Cette Société d'agriculture avait été établie par arrêt du Conseil d'État du 18 juin 1762, en même temps qu'un certain nombre d'autres. Elles devaient, dans l'esprit du gouvernement, former une sorte de fédération et se communiquer réciproquement leurs travaux: il y en avait une par généralité. La plus ancienne, celle de Bretagne, est de 1754. Elle correspondait avec Orléans, aussi bien que celles de Paris, Rouen, Nantes, Bordeaux. Chacune exposait les progrès réalisés dans la région; et il est très curieux de voir, dès cette époque, préconiser l'emploi de la marne, l'établissement des prairies artificielles, les soins de la vigne.

Mais à cela ne se bornaient pas les travaux de la Société d'Orléans. Elle embrassait les questions d'intérêt général et réclamait, pour les campagnes, la diminution des fêtes chômées, la répression du vagabondage, la réforme de la taille. Sortant un peu de ses attributions, elle avait rédigé, dès le mois d'août 1762, un mémoire sur l'abolition de toutes les prohibitions mises à l'entrée et à la sortie des céréales, sur la liberté du commerce des grains, mémoire que l'intendant libéral, M. de Cypierre, devait adresser au contrôleur général [62]. Elle alla plus loin et fonda en 1765 un concours pour récompenser les meilleurs écrits sur des sujets d'économie politique qu'elle indiquerait, et elle offrit en 1773 un prix de 600 livres à l'auteur qui aurait le mieux répondu à cette question: «Quel serait l'avantage et le désavantage d'une nation qui rendrait, la première, une liberté et une immunité complètes à son commerce?» On voit que dans l'esprit de la Société, les doctrines du libre-échange n'avaient rien d'effrayant [63]. Il faut ajouter que Malesherbes, un autre Orléanais, et Turgot étaient alors en faveur près du pouvoir, et qu'à la cour, non sans opposition, on les laissait appliquer leurs idées.

M. d'Autroche, dans sa notice sur Condillac, établit d'une façon assez intéressante et à coup sûr très juste,—si on fait la part de la phraséologie de l'époque,—la genèse des doctrines économiques dont le médecin du feu roi, Quesnay, avait été naguère l'initiateur.

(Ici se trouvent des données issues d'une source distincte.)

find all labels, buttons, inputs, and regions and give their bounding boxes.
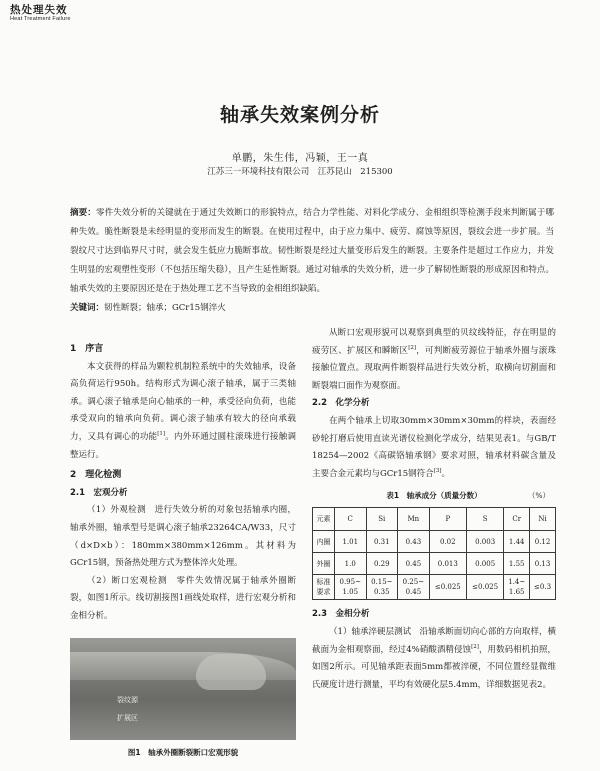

«La philosophie, si accoutumée à se passionner pour des nouveautés, ou des erreurs, jalouse peut-être que cette science ne fût pas son ouvrage, ne la regardait qu'avec mépris, ou du moins avec indifférence. Les choses en étaient à ce point lorsque Louis XV mourut: la nation sembla sortir alors de son long accablement. Le rayon de l'espérance que parut suivre son jeune et nouveau monarque commença à la ranimer et à lui rendre moins étrangères les questions qui touchaient au bonheur public. On s'en occupa donc davantage: on discuta, on discuta plus; et, la vérité triomphant de toutes ces choses, on vit la liberté du commerce des grains, si combattue, cesser d'être un fantôme et marcher sans entraves, revêtue du Sceau de l'Autorité.

«On peut juger aisément que M. de Condillac ne pouvait rester spectateur inutile de tous ces débats... [64]

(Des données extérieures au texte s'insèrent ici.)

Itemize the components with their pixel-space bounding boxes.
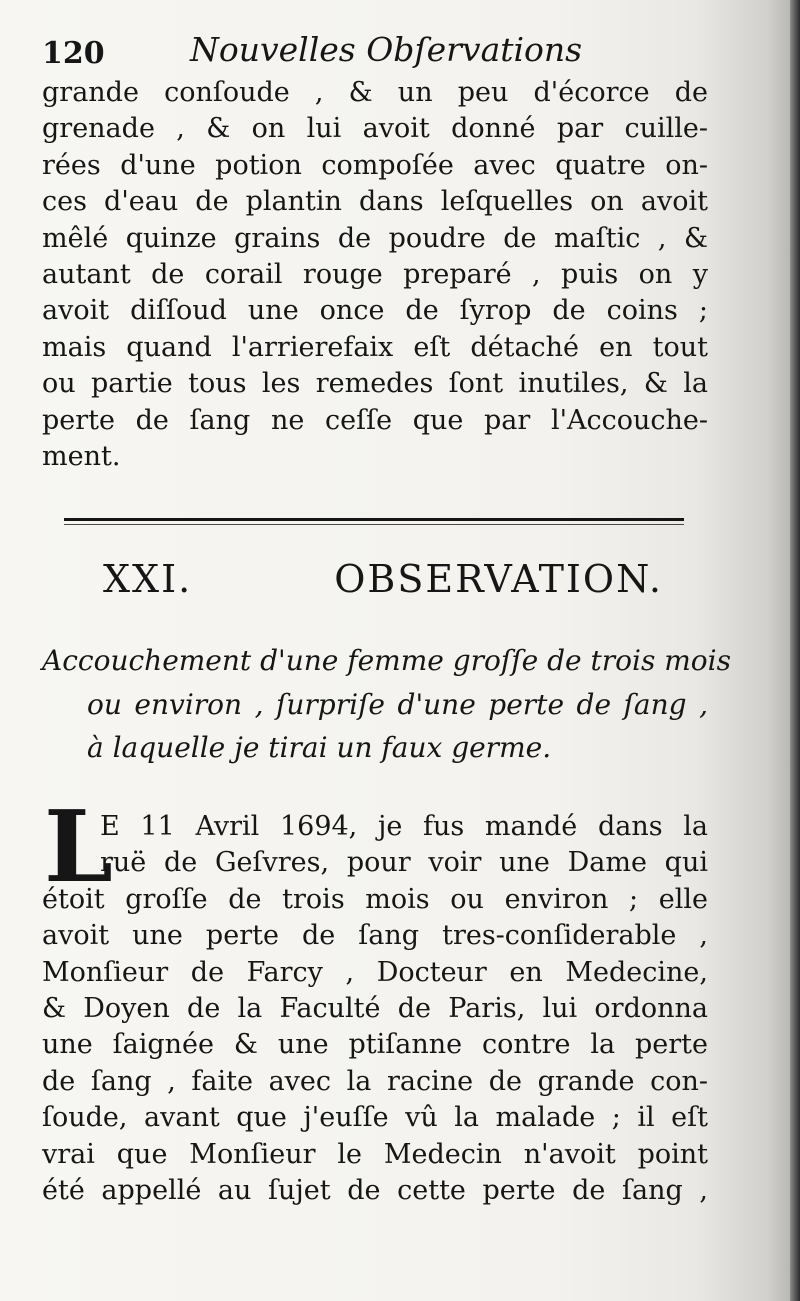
- text-line: perte de ſang ne ceſſe que par l'Accouche-: [42, 404, 708, 436]
- text-line: ment.: [42, 440, 121, 472]
- top-paragraph: [42, 75, 708, 475]
- text-line: de ſang , faite avec la racine de grande con-: [42, 1065, 708, 1097]
- text-line: avoit diſſoud une once de ſyrop de coins ;: [42, 295, 708, 327]
- text-line: été appellé au ſujet de cette perte de ſang ,: [42, 1174, 708, 1206]
- text-line: rées d'une potion compoſée avec quatre on-: [42, 149, 708, 181]
- text-line: avoit une perte de ſang tres-conſiderable ,: [42, 920, 708, 952]
- drop-cap: L: [44, 790, 113, 905]
- observation-heading: XXI. OBSERVATION.: [103, 557, 663, 601]
- text-line: grenade , & on lui avoit donné par cuille-: [42, 113, 708, 145]
- page-header: [42, 30, 702, 76]
- text-line: ces d'eau de plantin dans leſquelles on avoit: [42, 186, 708, 218]
- page-edge-shadow: [790, 0, 800, 1301]
- text-line: ruë de Geſvres, pour voir une Dame qui: [100, 847, 708, 879]
- text-line: autant de corail rouge preparé , puis on y: [42, 258, 708, 290]
- text-line: une ſaignée & une ptiſanne contre la perte: [42, 1029, 708, 1061]
- observation-body: [42, 809, 708, 1209]
- text-line: grande conſoude , & un peu d'écorce de: [42, 77, 708, 108]
- page-number: 120: [42, 36, 105, 71]
- text-line: mêlé quinze grains de poudre de maſtic , &: [42, 222, 708, 254]
- text-line: étoit groſſe de trois mois ou environ ; elle: [42, 883, 708, 915]
- text-line: ou partie tous les remedes ſont inutiles, & la: [42, 368, 708, 400]
- text-line: & Doyen de la Faculté de Paris, lui ordonna: [42, 992, 708, 1024]
- subtitle-line: à laquelle je tirai un faux germe.: [87, 731, 552, 765]
- running-title: Nouvelles Obſervations: [190, 30, 583, 69]
- section-divider: [64, 518, 684, 521]
- text-line: E 11 Avril 1694, je fus mandé dans la: [100, 811, 708, 842]
- text-line: mais quand l'arrierefaix eſt détaché en tout: [42, 331, 708, 363]
- observation-subtitle: [42, 640, 731, 771]
- section-divider-thin: [64, 524, 684, 525]
- subtitle-line: ou environ , ſurpriſe d'une perte de ſang ,: [87, 687, 708, 721]
- text-line: ſoude, avant que j'euſſe vû la malade ; il eſt: [42, 1102, 708, 1134]
- subtitle-line: Accouchement d'une femme groſſe de trois mois: [42, 644, 731, 677]
- text-line: vrai que Monſieur le Medecin n'avoit point: [42, 1138, 708, 1170]
- text-line: Monſieur de Farcy , Docteur en Medecine,: [42, 956, 708, 988]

En effet, devenu campagnard, Condillac s'était intéressé à ces questions. Et comme il avait l'idée fixe de mettre toute science et toute philosophie à la portée du vulgaire, il entreprit de constituer à l'économie politique sa formule et, comme il disait toujours, «sa langue».

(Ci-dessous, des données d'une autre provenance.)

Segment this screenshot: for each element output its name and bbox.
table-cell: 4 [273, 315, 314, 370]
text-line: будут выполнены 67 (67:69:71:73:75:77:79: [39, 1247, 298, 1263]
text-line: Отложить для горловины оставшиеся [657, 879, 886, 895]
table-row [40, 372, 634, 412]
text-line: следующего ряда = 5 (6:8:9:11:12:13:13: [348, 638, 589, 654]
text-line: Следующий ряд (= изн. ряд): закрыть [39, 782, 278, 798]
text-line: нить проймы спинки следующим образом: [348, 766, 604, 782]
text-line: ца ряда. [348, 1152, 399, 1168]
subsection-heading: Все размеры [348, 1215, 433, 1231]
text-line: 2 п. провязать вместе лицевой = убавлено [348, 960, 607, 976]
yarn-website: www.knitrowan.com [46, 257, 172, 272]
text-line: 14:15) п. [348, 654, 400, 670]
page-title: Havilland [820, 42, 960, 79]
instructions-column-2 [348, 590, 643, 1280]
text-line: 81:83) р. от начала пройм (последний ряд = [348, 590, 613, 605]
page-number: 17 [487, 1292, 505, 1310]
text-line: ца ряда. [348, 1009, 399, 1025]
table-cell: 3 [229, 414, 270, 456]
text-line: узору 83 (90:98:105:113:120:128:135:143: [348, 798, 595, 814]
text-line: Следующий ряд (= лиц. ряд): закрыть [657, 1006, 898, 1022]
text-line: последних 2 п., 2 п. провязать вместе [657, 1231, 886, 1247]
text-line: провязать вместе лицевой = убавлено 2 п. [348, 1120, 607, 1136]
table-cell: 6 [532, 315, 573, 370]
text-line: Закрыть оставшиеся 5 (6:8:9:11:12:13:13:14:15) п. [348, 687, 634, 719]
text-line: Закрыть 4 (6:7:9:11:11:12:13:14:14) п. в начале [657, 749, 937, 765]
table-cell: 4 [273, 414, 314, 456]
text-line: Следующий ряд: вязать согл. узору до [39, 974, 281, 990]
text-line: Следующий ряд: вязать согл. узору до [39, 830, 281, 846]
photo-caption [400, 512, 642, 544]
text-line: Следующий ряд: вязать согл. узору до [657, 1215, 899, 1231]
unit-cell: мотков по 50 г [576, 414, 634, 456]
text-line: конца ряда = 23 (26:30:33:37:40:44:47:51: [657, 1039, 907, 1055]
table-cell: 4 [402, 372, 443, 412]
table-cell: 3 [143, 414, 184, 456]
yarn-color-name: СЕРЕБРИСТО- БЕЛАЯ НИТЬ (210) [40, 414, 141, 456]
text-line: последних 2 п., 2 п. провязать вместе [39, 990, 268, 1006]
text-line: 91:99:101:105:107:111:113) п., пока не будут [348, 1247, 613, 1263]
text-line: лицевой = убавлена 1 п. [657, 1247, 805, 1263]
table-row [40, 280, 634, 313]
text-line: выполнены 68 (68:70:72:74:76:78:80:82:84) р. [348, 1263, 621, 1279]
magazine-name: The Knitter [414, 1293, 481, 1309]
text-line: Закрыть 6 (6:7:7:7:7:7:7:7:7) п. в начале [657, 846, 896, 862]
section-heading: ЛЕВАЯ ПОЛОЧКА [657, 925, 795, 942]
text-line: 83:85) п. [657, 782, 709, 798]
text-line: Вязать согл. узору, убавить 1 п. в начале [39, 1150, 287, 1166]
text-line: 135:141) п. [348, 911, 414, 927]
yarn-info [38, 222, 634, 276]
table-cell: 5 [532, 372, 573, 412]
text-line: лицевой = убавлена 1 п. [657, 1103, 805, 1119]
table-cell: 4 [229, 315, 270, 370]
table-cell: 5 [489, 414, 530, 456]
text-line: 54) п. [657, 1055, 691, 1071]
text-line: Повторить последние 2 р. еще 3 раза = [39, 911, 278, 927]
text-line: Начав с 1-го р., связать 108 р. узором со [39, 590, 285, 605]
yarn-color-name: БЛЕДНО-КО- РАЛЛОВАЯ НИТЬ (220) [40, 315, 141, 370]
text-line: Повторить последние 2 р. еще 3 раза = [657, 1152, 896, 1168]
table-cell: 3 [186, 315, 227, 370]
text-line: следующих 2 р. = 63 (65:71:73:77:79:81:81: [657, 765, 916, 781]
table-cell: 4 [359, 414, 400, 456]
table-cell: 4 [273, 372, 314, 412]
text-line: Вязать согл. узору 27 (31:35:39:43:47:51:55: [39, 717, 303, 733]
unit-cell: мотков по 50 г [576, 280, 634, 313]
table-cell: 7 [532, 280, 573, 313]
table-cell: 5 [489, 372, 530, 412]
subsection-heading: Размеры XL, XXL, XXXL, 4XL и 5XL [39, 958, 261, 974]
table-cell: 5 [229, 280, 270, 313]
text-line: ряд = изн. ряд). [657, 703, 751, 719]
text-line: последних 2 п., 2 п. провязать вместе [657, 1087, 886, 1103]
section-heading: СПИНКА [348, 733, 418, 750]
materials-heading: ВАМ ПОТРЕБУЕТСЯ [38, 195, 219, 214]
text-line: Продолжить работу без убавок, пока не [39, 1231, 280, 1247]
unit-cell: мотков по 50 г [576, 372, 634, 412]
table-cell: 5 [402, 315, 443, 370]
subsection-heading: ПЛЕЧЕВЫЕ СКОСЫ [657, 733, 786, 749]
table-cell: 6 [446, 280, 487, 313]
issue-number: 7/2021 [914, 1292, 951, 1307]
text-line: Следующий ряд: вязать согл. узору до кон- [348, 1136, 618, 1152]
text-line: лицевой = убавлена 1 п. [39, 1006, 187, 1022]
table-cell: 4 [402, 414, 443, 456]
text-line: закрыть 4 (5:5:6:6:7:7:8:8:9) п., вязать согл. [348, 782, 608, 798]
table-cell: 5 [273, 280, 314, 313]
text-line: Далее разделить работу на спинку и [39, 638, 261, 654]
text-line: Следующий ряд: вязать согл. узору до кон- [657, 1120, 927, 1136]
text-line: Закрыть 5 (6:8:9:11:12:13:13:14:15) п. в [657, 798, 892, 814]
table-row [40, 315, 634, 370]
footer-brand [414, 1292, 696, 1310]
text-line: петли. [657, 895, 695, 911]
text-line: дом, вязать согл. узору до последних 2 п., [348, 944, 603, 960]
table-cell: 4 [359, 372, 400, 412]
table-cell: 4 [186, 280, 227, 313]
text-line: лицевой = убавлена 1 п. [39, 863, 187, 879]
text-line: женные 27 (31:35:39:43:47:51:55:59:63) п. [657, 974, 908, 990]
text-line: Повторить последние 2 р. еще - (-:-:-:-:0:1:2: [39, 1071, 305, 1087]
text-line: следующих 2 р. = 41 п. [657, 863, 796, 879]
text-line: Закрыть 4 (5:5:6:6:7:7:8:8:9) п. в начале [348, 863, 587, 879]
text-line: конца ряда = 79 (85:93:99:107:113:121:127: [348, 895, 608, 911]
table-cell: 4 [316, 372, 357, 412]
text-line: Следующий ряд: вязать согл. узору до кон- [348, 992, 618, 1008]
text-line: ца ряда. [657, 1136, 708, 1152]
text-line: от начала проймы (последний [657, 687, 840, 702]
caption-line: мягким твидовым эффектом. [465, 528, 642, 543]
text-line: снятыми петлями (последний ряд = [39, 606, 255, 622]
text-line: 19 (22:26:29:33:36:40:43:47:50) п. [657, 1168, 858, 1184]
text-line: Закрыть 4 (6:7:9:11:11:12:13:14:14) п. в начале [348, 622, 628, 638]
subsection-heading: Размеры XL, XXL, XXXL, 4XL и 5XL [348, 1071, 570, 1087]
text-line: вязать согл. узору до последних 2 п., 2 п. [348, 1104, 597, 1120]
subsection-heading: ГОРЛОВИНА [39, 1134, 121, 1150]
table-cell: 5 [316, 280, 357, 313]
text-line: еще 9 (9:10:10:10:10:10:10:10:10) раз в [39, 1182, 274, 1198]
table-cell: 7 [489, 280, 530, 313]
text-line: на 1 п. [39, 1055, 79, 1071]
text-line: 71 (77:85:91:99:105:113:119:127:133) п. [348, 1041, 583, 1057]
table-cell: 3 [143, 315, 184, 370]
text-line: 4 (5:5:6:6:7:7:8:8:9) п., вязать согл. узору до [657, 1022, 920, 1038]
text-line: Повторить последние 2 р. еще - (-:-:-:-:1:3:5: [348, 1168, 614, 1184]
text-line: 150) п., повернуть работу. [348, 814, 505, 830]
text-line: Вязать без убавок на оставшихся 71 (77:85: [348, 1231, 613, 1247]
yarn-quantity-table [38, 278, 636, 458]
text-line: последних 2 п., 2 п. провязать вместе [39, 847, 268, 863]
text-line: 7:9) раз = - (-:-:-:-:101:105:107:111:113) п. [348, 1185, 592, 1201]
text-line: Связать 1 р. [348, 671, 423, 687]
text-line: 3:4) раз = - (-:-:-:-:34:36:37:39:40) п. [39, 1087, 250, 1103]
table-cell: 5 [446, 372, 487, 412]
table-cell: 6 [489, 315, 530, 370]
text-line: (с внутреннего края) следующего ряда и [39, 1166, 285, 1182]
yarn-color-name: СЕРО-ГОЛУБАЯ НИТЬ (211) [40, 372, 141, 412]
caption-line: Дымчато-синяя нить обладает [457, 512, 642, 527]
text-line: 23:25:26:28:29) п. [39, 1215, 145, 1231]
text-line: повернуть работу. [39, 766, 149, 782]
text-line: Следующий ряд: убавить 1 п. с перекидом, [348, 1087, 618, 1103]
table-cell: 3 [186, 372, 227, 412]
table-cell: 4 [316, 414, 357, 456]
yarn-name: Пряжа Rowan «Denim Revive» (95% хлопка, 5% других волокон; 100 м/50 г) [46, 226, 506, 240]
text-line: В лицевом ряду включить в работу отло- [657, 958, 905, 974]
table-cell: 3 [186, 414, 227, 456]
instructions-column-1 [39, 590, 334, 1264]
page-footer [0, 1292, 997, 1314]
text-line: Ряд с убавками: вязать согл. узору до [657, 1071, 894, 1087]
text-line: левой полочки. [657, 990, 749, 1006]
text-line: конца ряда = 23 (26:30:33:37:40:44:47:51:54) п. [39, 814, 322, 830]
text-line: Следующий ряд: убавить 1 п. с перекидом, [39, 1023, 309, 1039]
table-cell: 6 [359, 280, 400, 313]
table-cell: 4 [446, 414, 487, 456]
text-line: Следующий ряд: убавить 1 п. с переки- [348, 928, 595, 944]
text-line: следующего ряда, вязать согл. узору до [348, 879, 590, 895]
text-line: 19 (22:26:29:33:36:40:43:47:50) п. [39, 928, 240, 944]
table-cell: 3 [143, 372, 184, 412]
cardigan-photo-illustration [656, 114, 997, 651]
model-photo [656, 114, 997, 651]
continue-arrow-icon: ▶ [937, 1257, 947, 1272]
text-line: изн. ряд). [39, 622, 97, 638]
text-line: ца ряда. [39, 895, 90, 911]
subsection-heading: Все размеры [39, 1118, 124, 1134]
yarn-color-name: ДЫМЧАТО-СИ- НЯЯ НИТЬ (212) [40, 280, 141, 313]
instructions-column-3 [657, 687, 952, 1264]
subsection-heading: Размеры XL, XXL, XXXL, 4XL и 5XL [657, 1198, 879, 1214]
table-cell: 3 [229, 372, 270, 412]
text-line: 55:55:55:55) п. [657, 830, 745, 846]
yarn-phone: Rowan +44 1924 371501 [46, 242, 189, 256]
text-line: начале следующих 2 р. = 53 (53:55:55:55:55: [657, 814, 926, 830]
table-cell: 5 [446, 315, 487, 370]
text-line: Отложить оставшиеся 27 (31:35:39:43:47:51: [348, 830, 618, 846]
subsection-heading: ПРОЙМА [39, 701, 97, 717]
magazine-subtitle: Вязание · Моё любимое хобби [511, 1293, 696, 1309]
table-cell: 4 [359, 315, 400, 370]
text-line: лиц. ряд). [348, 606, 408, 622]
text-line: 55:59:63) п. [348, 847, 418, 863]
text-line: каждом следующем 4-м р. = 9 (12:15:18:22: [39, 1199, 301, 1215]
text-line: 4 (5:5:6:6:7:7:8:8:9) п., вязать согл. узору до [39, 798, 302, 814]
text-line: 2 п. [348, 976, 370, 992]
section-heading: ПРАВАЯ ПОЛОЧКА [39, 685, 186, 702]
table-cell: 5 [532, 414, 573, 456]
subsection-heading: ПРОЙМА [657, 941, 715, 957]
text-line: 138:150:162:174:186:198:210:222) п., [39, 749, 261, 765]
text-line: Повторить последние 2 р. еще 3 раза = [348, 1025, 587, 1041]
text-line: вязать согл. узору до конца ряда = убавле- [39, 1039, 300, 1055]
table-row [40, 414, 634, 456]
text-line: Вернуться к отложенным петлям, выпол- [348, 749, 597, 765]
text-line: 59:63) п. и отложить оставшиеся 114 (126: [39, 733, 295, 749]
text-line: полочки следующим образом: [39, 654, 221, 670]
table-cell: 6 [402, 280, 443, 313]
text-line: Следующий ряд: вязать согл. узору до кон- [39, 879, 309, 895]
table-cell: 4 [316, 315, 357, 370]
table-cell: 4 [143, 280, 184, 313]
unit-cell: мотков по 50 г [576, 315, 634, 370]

C'est l'année même de son entrée à la Société d'agriculture, en 1776, qu'il fit paraître le Commerce et le Gouvernement considérés relativement l'un à l'autre, un volume, avec l'indication ordinaire du lieu de publication: Amsterdam et Paris. Il se qualifiait sur le titre de «membre de l'Académie française et de la Société royale d'agriculture d'Orléans». Et, d'après la couleur du papier et les caractères typographiques, il est à peu près certain que le livre fut imprimé à Orléans, chez un éditeur très connu à cette époque, Couret de Villeneuve. L'exemplaire de l'édition originale, que nous possédons, porte le nom, à la première page, de Mme de Sainte-Foy.

L'ouvrage se divise en deux parties. Fidèle à son système, Condillac repousse en principe toute définition de l'économie politique. «Si, dit-il, au début de son livre, en définissant, on a l'avantage de dire en une seule proposition tout ce qu'on veut dire, c'est qu'on ne dit pas tout ce qu'il faut, et que souvent on ferait mieux de ne rien dire [65].» Mais, mettant toujours l'homme au premier rang et appliquant la psychologie aux besoins de l'homme vivant en société, il ne considère la richesse et l'échange qu'au point de vue des services rendus et des moyens propres à procurer l'abondance. Il se place dans le monde moderne tel qu'il est constitué; mais il n'entend pas, comme les physiocrates, imposer un gouvernement de son choix. Tous les gouvernements sont bons qui laissent pratiquer la liberté. Aussi Condillac, de même qu'il avait fait pour la philosophie, n'envisage l'économie politique que relativement à la satisfaction des nécessités humaines, la dégageant des principes de morale sociale, qui échappent à son observation.

Il était donc très à son aise pour ramener à la sensation l'origine de la science économique, qui est d'essence très positive.

La sensation étant le fait générateur de l'action et du développement de l'esprit humain, elle donne à l'individu les facultés dont il use pour satisfaire ses besoins, rechercher le plaisir, éviter la peine, en un mot pour vivre. On dit qu'une chose est utile, lorsqu'elle sert à quelques-uns de nos besoins, et qu'elle est inutile, lorsqu'elle ne sert à aucun ou que nous n'en pouvons rien faire. Son utilité est donc fondée sur le besoin que nous en avons. D'après cette utilité, nous l'estimons plus ou moins: c'est-à-dire que nous jugeons qu'elle est plus ou moins propre aux usages auxquels nous voulons l'employer. Or, cette estime est ce que nous appelons valeur. Dire qu'une chose vaut, c'est dire qu'elle est, ou que nous l'estimons bonne à quelque usage. La valeur des choses est donc fondée sur leur utilité, ou, ce qui revient au même, sur le besoin que nous en avons, ou, ce qui revient encore au même, sur l'usage que nous en pouvons faire.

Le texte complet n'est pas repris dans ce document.